Reducing Sigmoid computations by (at least) 88.0797077977882%

A classic implementation issue in machine learning is reducing the cost of computing the sigmoid function

\sigma(a) = \frac{1}{1+\exp(-a)}.

Specifically, it is common to profile your code and discover that 90% of the time is spent computing the \exp in that function.  This comes up often in neural networks, as well as in various probabilistic architectures, such as sampling from Ising models or Boltzmann machines.  There are quite a few classic approximations to the function, using simple polynomials, etc. that can be used in neural networks.

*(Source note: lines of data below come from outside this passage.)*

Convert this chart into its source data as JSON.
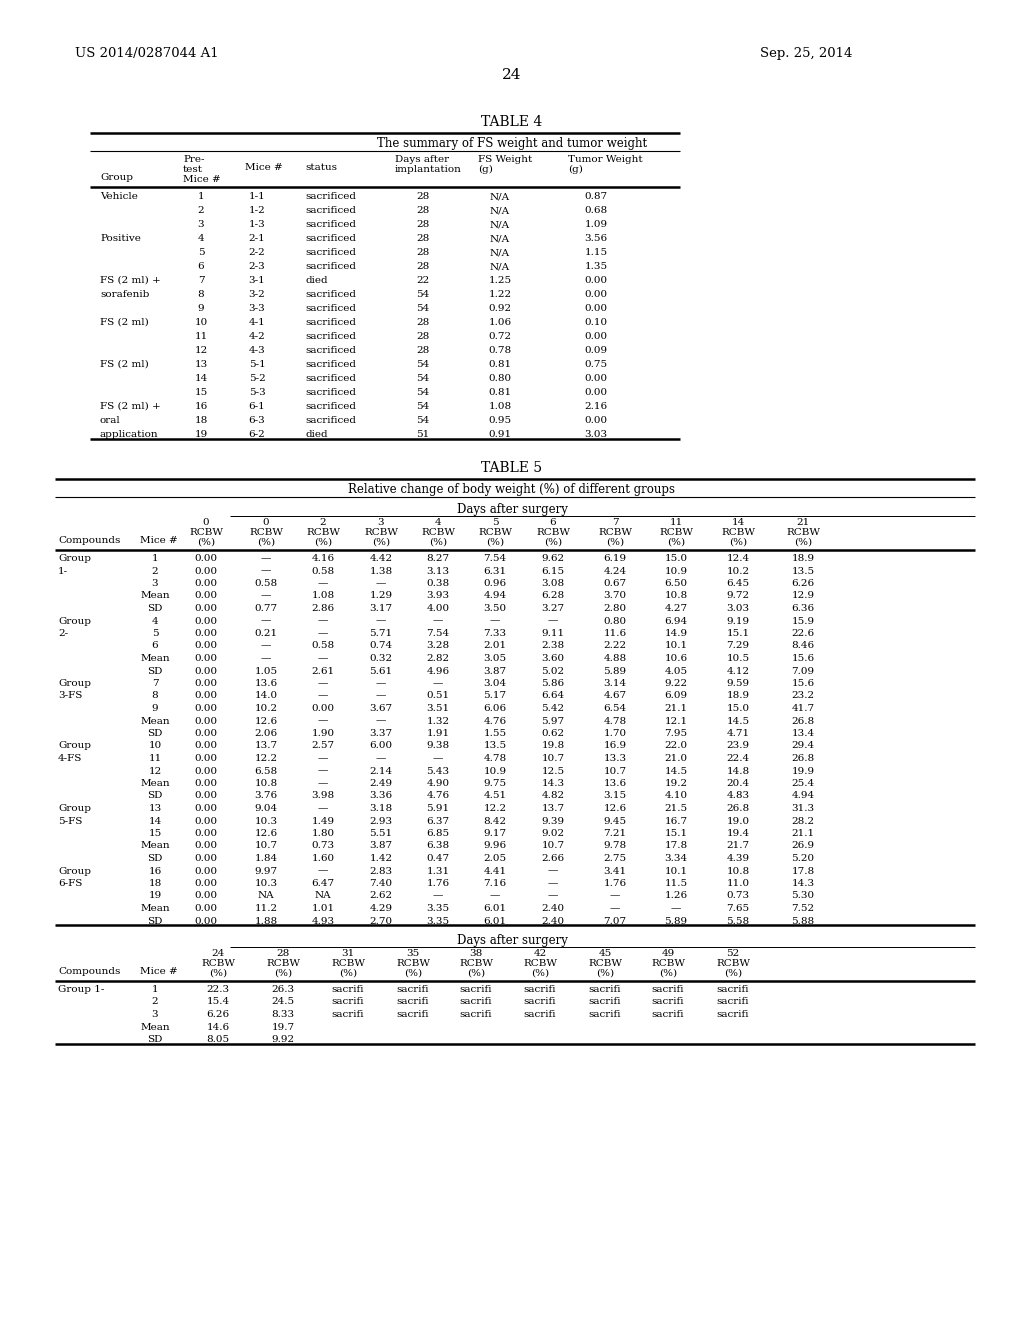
{
  "patent_number": "US 2014/0287044 A1",
  "date": "Sep. 25, 2014",
  "page_number": "24",
  "table4_title": "TABLE 4",
  "table4_subtitle": "The summary of FS weight and tumor weight",
  "table4_data": [
    [
      "Vehicle",
      "1",
      "1-1",
      "sacrificed",
      "28",
      "N/A",
      "0.87"
    ],
    [
      "",
      "2",
      "1-2",
      "sacrificed",
      "28",
      "N/A",
      "0.68"
    ],
    [
      "",
      "3",
      "1-3",
      "sacrificed",
      "28",
      "N/A",
      "1.09"
    ],
    [
      "Positive",
      "4",
      "2-1",
      "sacrificed",
      "28",
      "N/A",
      "3.56"
    ],
    [
      "",
      "5",
      "2-2",
      "sacrificed",
      "28",
      "N/A",
      "1.15"
    ],
    [
      "",
      "6",
      "2-3",
      "sacrificed",
      "28",
      "N/A",
      "1.35"
    ],
    [
      "FS (2 ml) +",
      "7",
      "3-1",
      "died",
      "22",
      "1.25",
      "0.00"
    ],
    [
      "sorafenib",
      "8",
      "3-2",
      "sacrificed",
      "54",
      "1.22",
      "0.00"
    ],
    [
      "",
      "9",
      "3-3",
      "sacrificed",
      "54",
      "0.92",
      "0.00"
    ],
    [
      "FS (2 ml)",
      "10",
      "4-1",
      "sacrificed",
      "28",
      "1.06",
      "0.10"
    ],
    [
      "",
      "11",
      "4-2",
      "sacrificed",
      "28",
      "0.72",
      "0.00"
    ],
    [
      "",
      "12",
      "4-3",
      "sacrificed",
      "28",
      "0.78",
      "0.09"
    ],
    [
      "FS (2 ml)",
      "13",
      "5-1",
      "sacrificed",
      "54",
      "0.81",
      "0.75"
    ],
    [
      "",
      "14",
      "5-2",
      "sacrificed",
      "54",
      "0.80",
      "0.00"
    ],
    [
      "",
      "15",
      "5-3",
      "sacrificed",
      "54",
      "0.81",
      "0.00"
    ],
    [
      "FS (2 ml) +",
      "16",
      "6-1",
      "sacrificed",
      "54",
      "1.08",
      "2.16"
    ],
    [
      "oral",
      "18",
      "6-3",
      "sacrificed",
      "54",
      "0.95",
      "0.00"
    ],
    [
      "application",
      "19",
      "6-2",
      "died",
      "51",
      "0.91",
      "3.03"
    ]
  ],
  "table5_title": "TABLE 5",
  "table5_subtitle": "Relative change of body weight (%) of different groups",
  "table5_header_days": "Days after surgery",
  "table5_data_part1": [
    [
      "Group",
      "1",
      "0.00",
      "—",
      "4.16",
      "4.42",
      "8.27",
      "7.54",
      "9.62",
      "6.19",
      "15.0",
      "12.4",
      "18.9"
    ],
    [
      "1-",
      "2",
      "0.00",
      "—",
      "0.58",
      "1.38",
      "3.13",
      "6.31",
      "6.15",
      "4.24",
      "10.9",
      "10.2",
      "13.5"
    ],
    [
      "",
      "3",
      "0.00",
      "0.58",
      "—",
      "—",
      "0.38",
      "0.96",
      "3.08",
      "0.67",
      "6.50",
      "6.45",
      "6.26"
    ],
    [
      "",
      "Mean",
      "0.00",
      "—",
      "1.08",
      "1.29",
      "3.93",
      "4.94",
      "6.28",
      "3.70",
      "10.8",
      "9.72",
      "12.9"
    ],
    [
      "",
      "SD",
      "0.00",
      "0.77",
      "2.86",
      "3.17",
      "4.00",
      "3.50",
      "3.27",
      "2.80",
      "4.27",
      "3.03",
      "6.36"
    ],
    [
      "Group",
      "4",
      "0.00",
      "—",
      "—",
      "—",
      "—",
      "—",
      "—",
      "0.80",
      "6.94",
      "9.19",
      "15.9"
    ],
    [
      "2-",
      "5",
      "0.00",
      "0.21",
      "—",
      "5.71",
      "7.54",
      "7.33",
      "9.11",
      "11.6",
      "14.9",
      "15.1",
      "22.6"
    ],
    [
      "",
      "6",
      "0.00",
      "—",
      "0.58",
      "0.74",
      "3.28",
      "2.01",
      "2.38",
      "2.22",
      "10.1",
      "7.29",
      "8.46"
    ],
    [
      "",
      "Mean",
      "0.00",
      "—",
      "—",
      "0.32",
      "2.82",
      "3.05",
      "3.60",
      "4.88",
      "10.6",
      "10.5",
      "15.6"
    ],
    [
      "",
      "SD",
      "0.00",
      "1.05",
      "2.61",
      "5.61",
      "4.96",
      "3.87",
      "5.02",
      "5.89",
      "4.05",
      "4.12",
      "7.09"
    ],
    [
      "Group",
      "7",
      "0.00",
      "13.6",
      "—",
      "—",
      "—",
      "3.04",
      "5.86",
      "3.14",
      "9.22",
      "9.59",
      "15.6"
    ],
    [
      "3-FS",
      "8",
      "0.00",
      "14.0",
      "—",
      "—",
      "0.51",
      "5.17",
      "6.64",
      "4.67",
      "6.09",
      "18.9",
      "23.2"
    ],
    [
      "",
      "9",
      "0.00",
      "10.2",
      "0.00",
      "3.67",
      "3.51",
      "6.06",
      "5.42",
      "6.54",
      "21.1",
      "15.0",
      "41.7"
    ],
    [
      "",
      "Mean",
      "0.00",
      "12.6",
      "—",
      "—",
      "1.32",
      "4.76",
      "5.97",
      "4.78",
      "12.1",
      "14.5",
      "26.8"
    ],
    [
      "",
      "SD",
      "0.00",
      "2.06",
      "1.90",
      "3.37",
      "1.91",
      "1.55",
      "0.62",
      "1.70",
      "7.95",
      "4.71",
      "13.4"
    ],
    [
      "Group",
      "10",
      "0.00",
      "13.7",
      "2.57",
      "6.00",
      "9.38",
      "13.5",
      "19.8",
      "16.9",
      "22.0",
      "23.9",
      "29.4"
    ],
    [
      "4-FS",
      "11",
      "0.00",
      "12.2",
      "—",
      "—",
      "—",
      "4.78",
      "10.7",
      "13.3",
      "21.0",
      "22.4",
      "26.8"
    ],
    [
      "",
      "12",
      "0.00",
      "6.58",
      "—",
      "2.14",
      "5.43",
      "10.9",
      "12.5",
      "10.7",
      "14.5",
      "14.8",
      "19.9"
    ],
    [
      "",
      "Mean",
      "0.00",
      "10.8",
      "—",
      "2.49",
      "4.90",
      "9.75",
      "14.3",
      "13.6",
      "19.2",
      "20.4",
      "25.4"
    ],
    [
      "",
      "SD",
      "0.00",
      "3.76",
      "3.98",
      "3.36",
      "4.76",
      "4.51",
      "4.82",
      "3.15",
      "4.10",
      "4.83",
      "4.94"
    ],
    [
      "Group",
      "13",
      "0.00",
      "9.04",
      "—",
      "3.18",
      "5.91",
      "12.2",
      "13.7",
      "12.6",
      "21.5",
      "26.8",
      "31.3"
    ],
    [
      "5-FS",
      "14",
      "0.00",
      "10.3",
      "1.49",
      "2.93",
      "6.37",
      "8.42",
      "9.39",
      "9.45",
      "16.7",
      "19.0",
      "28.2"
    ],
    [
      "",
      "15",
      "0.00",
      "12.6",
      "1.80",
      "5.51",
      "6.85",
      "9.17",
      "9.02",
      "7.21",
      "15.1",
      "19.4",
      "21.1"
    ],
    [
      "",
      "Mean",
      "0.00",
      "10.7",
      "0.73",
      "3.87",
      "6.38",
      "9.96",
      "10.7",
      "9.78",
      "17.8",
      "21.7",
      "26.9"
    ],
    [
      "",
      "SD",
      "0.00",
      "1.84",
      "1.60",
      "1.42",
      "0.47",
      "2.05",
      "2.66",
      "2.75",
      "3.34",
      "4.39",
      "5.20"
    ],
    [
      "Group",
      "16",
      "0.00",
      "9.97",
      "—",
      "2.83",
      "1.31",
      "4.41",
      "—",
      "3.41",
      "10.1",
      "10.8",
      "17.8"
    ],
    [
      "6-FS",
      "18",
      "0.00",
      "10.3",
      "6.47",
      "7.40",
      "1.76",
      "7.16",
      "—",
      "1.76",
      "11.5",
      "11.0",
      "14.3"
    ],
    [
      "",
      "19",
      "0.00",
      "NA",
      "NA",
      "2.62",
      "—",
      "—",
      "—",
      "—",
      "1.26",
      "0.73",
      "5.30"
    ],
    [
      "",
      "Mean",
      "0.00",
      "11.2",
      "1.01",
      "4.29",
      "3.35",
      "6.01",
      "2.40",
      "—",
      "—",
      "7.65",
      "7.52"
    ],
    [
      "",
      "SD",
      "0.00",
      "1.88",
      "4.93",
      "2.70",
      "3.35",
      "6.01",
      "2.40",
      "7.07",
      "5.89",
      "5.58",
      "5.88"
    ]
  ],
  "table5_data_part2": [
    [
      "Group 1-",
      "1",
      "22.3",
      "26.3",
      "sacrifi",
      "sacrifi",
      "sacrifi",
      "sacrifi",
      "sacrifi",
      "sacrifi",
      "sacrifi"
    ],
    [
      "",
      "2",
      "15.4",
      "24.5",
      "sacrifi",
      "sacrifi",
      "sacrifi",
      "sacrifi",
      "sacrifi",
      "sacrifi",
      "sacrifi"
    ],
    [
      "",
      "3",
      "6.26",
      "8.33",
      "sacrifi",
      "sacrifi",
      "sacrifi",
      "sacrifi",
      "sacrifi",
      "sacrifi",
      "sacrifi"
    ],
    [
      "",
      "Mean",
      "14.6",
      "19.7",
      "",
      "",
      "",
      "",
      "",
      "",
      ""
    ],
    [
      "",
      "SD",
      "8.05",
      "9.92",
      "",
      "",
      "",
      "",
      "",
      "",
      ""
    ]
  ],
  "background_color": "#ffffff",
  "text_color": "#000000",
  "font_size": 7.5
}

Today, however, I was faced with a sampling problem involving the repeated use of the sigmoid function, and I noticed a simple trick that could reduce the number of sigmoids by about 88% without introducing any approximation.  The particular details of the situation aren’t interesting, but I repeatedly needed to do something like the following:

  1. Input a \in \Re
  2. Compute a random number r \in [0,1]
  3. If r < \sigma(a)
  4.   Output +1
  5. Else
  6.     Output -1

Now, let’s assume for simplicity that a is positive.  (Otherwise, sample using -a and then switch the sign of the output.)  There are two observations to make:

  1. If a is large, then you are likely to output +1
  2. Otherwise, there are easy upper and lower bounds on the probability of outputting +1

This leads to the following algorithm:

  1. Input a \in \Re
  2. Compute a random number r \in [0,1]
  3. If a \geq 2
  4.     If r \leq 0.880797077977882 or r \leq \sigma(a)
  5.         Output +1
  6.     Else
  7.         Output -1
  8. Else
  9.     If r > .5 + a/4
  10.         Output -1
  11.     Else if r \leq .5 + a/5.252141128658 or r \leq \sigma(a)
  12.         Output +1
  13.     Else
  14.         Output -1

The idea is as follows:

  1. If a\geq 2, then we can lower-bound the probability of outputting +1 by a pre-computed value of \sigma(2)\approx0.8807..., and short-circuit the computation in many cases.
  2. If a\leq 2, then we can upper bound the sigmoid function by .5+a/4.
  3. If a\leq 2, then we can also lower bound by .5+a/5.252141... respectively.  (This constant was found numerically).

The three cases are illustrated in the following figure, where the input a is on the x-axis, and the random number r is on the y-axis.


Since, for all a at least a fraction \sigma(2)\approx.8807 of the numbers will be short-circuited, sigmoid calls will be reduced appropriately.  If a is often near zero, you will do even better.

Obviously, you can take this farther by adding more cases, which may or may not be helpful, depending on the architecture, and the cost of branching vs. the cost of computing an \exp.